10 thoughts on “This World Will Break Your Heart – and Bind it Back Up Too”

  1. Beth. I enjoyed this written piece and so relate to all of it. PLEASE suck up the price of the biopsy. I hear it is painful as my sister had it, but it’s so worth knowing everything is okay or will be. I’m sorry you and your mom had a sometimes troubled relationship. She was certainly a very caring and loving person. That was probably the problem. We’ll have to talk sometime. I always wished you well and missed seeing you after you left so many years ago. I so loved my school friends!!!! Take care, really!!!!

    1. Hi Valerie, Your kind and sensitive words affect me deeply. Wow! I SUCKED it up – and did what was recommended. I usually do after I kvetch along the way. I deeply regret that I didn’t see my mother as you did, at least a lot of the time – that’s such a drag about being human and our inability to really see what’s what in the midst of our own stuff. I have certainly come to appreciate her more as the years have gone by. I sure am digging having more regular contact with you now. It means a lot to me and I look forward to more of it!

  2. Thank you Beth for such a wonderful visit. I don’t know that I deserve all the kind words of love. You as well as all my nieces and nephews have always been like my own and always will be. Love you. Aunt Celie

    1. Hi Aunt Celie, Great to check the comments this morning and see this one from you. The visit was wonderful – had a big effect on me as you can see from the post. Seems to me that I am echoing similar words that are coming to you from a number of sources (Debbie, most recently). We used to say at The Post, “If three of your friends tell you you are a horse, go buy a saddle.” Ha, Ha! Just saying – these words and more ARE probably more than deserved. Just goes to show me that you never really know the effect you have on another. I had a student once tell me that I not only helped him be a better learner, but a better person. Cue the tears! Love you.

  3. Another touching piece. Love that you put pictures in. Your aunt reminds me of my “Bubby” and visiting her at the farm and sitting in the “chair” where she fawned over me. Lately all these health concerns bring on the issues of aging only too well. As a friend of mine once said “ aging isn’t for sissies “.

    1. Thanks, Nedra. I always look forward to your comments. They (and you) mean a lot to mean. I like the appreciation of little things and wisdom that comes with aging but could do without the thinning hair and the speckled skin (not your issues at all). Sometimes, I feel so darn superficial but we are a product of our environment too. Anyway, awfully glad to have your friendship on this grand adventure.

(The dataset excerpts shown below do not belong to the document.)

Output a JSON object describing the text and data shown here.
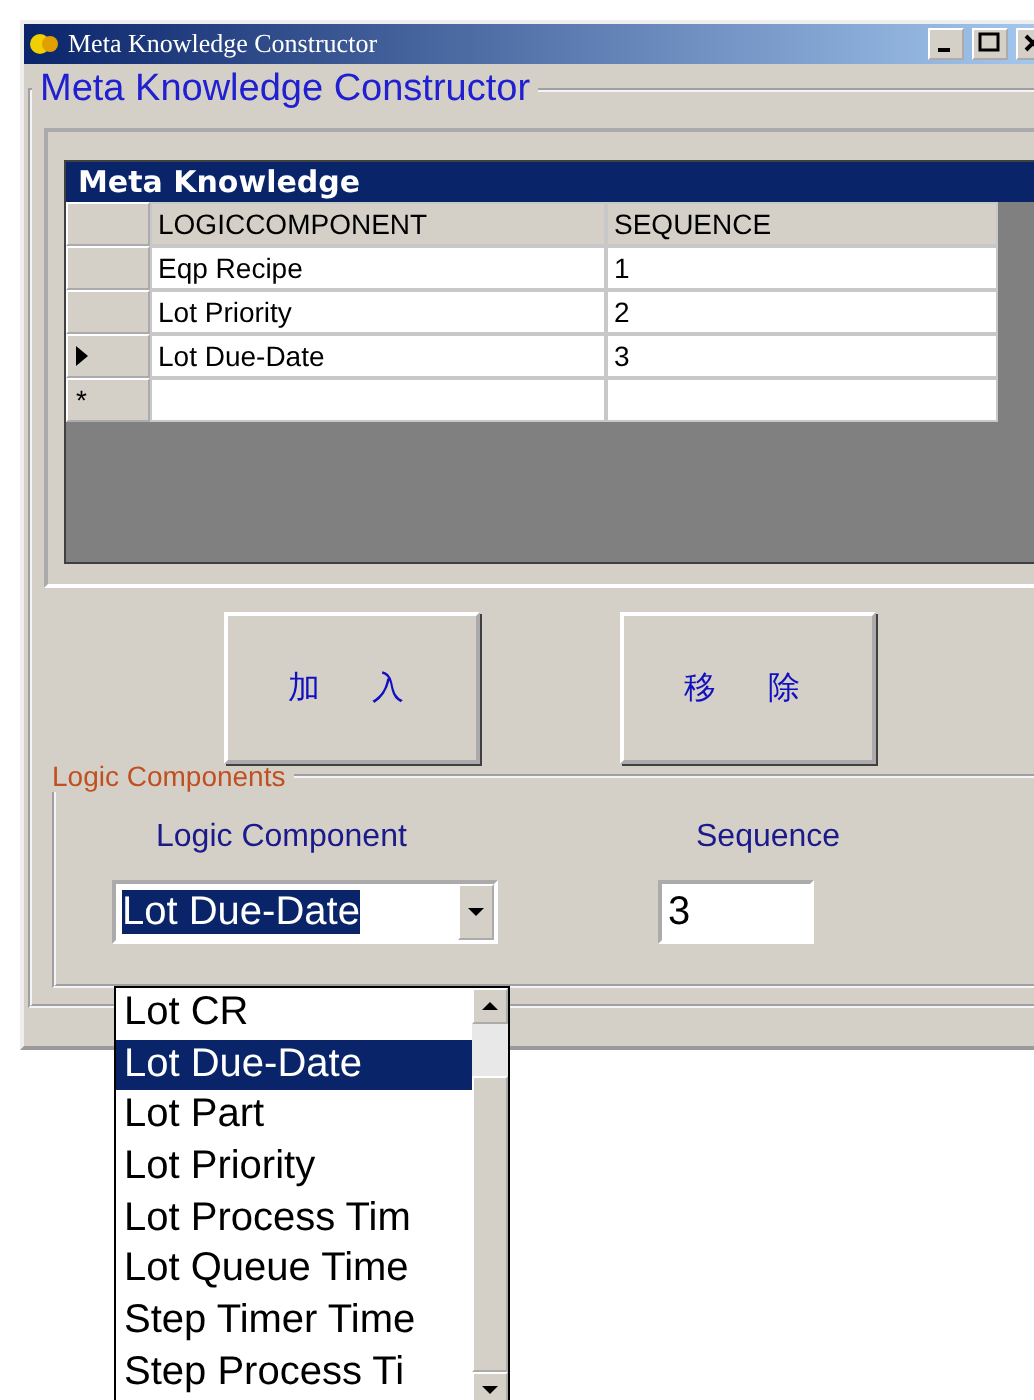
{
  "window": {
    "title": "Meta Knowledge Constructor"
  },
  "main_group": {
    "title": "Meta Knowledge Constructor"
  },
  "grid": {
    "caption": "Meta Knowledge",
    "columns": [
      "LOGICCOMPONENT",
      "SEQUENCE"
    ],
    "rows": [
      {
        "cells": [
          "Eqp Recipe",
          "1"
        ],
        "current": false
      },
      {
        "cells": [
          "Lot Priority",
          "2"
        ],
        "current": false
      },
      {
        "cells": [
          "Lot Due-Date",
          "3"
        ],
        "current": true
      }
    ],
    "new_row_marker": "*"
  },
  "buttons": [
    "加入",
    "移除"
  ],
  "logic_group": {
    "title": "Logic Components",
    "component_label": "Logic Component",
    "sequence_label": "Sequence",
    "component_value": "Lot Due-Date",
    "sequence_value": "3"
  },
  "dropdown": {
    "items": [
      {
        "label": "Lot CR",
        "selected": false
      },
      {
        "label": "Lot Due-Date",
        "selected": true
      },
      {
        "label": "Lot Part",
        "selected": false
      },
      {
        "label": "Lot Priority",
        "selected": false
      },
      {
        "label": "Lot Process Tim",
        "selected": false
      },
      {
        "label": "Lot Queue Time",
        "selected": false
      },
      {
        "label": "Step Timer Time",
        "selected": false
      },
      {
        "label": "Step Process Ti",
        "selected": false
      }
    ]
  }
}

  4. Beth, it was so good to meet you at the recent Authors for Authors in Melbourne. I enjoyed reading your stories, as they resonate with me in my life, especially recently. It seems that I have entered the season of loss as I am losing friends and relatives so often, now, and have begun scanning the obituary page more than the entertainment section and attending more funerals than birthdays and showers. It is as if the crazy, dizzying carousel of life has stopped and I am now looking around to see who has survived the ride and in what shape they are in.
    As far as recent acts of kindness I have both received and given, the best one was just last weekend, while in a public restroom stall; I overheard a young mother asking her young daughter to be especially good and pray to Jesus because she didn’t have the money to either feed her or drive home. I took great delight in offering her a twenty dollar bill that I just happened to have, which garnered me the title of some sort of “bathroom angel” and a quick hug from both of them as we exited and went out into the world, with a feeling of briefly touching each others lives in a special way.

    1. Oh, Mary, I just love what you’ve shared here. “Bathroom angel,” how fabulous is that? Thanks for sharing this random act of kindness – you never know the extent of the ripple effects of such a generous gesture. Your image of the dizzying carousel is quite poignant – this aging business is definitely not for sissies. Thanks for reading and thanks for commenting.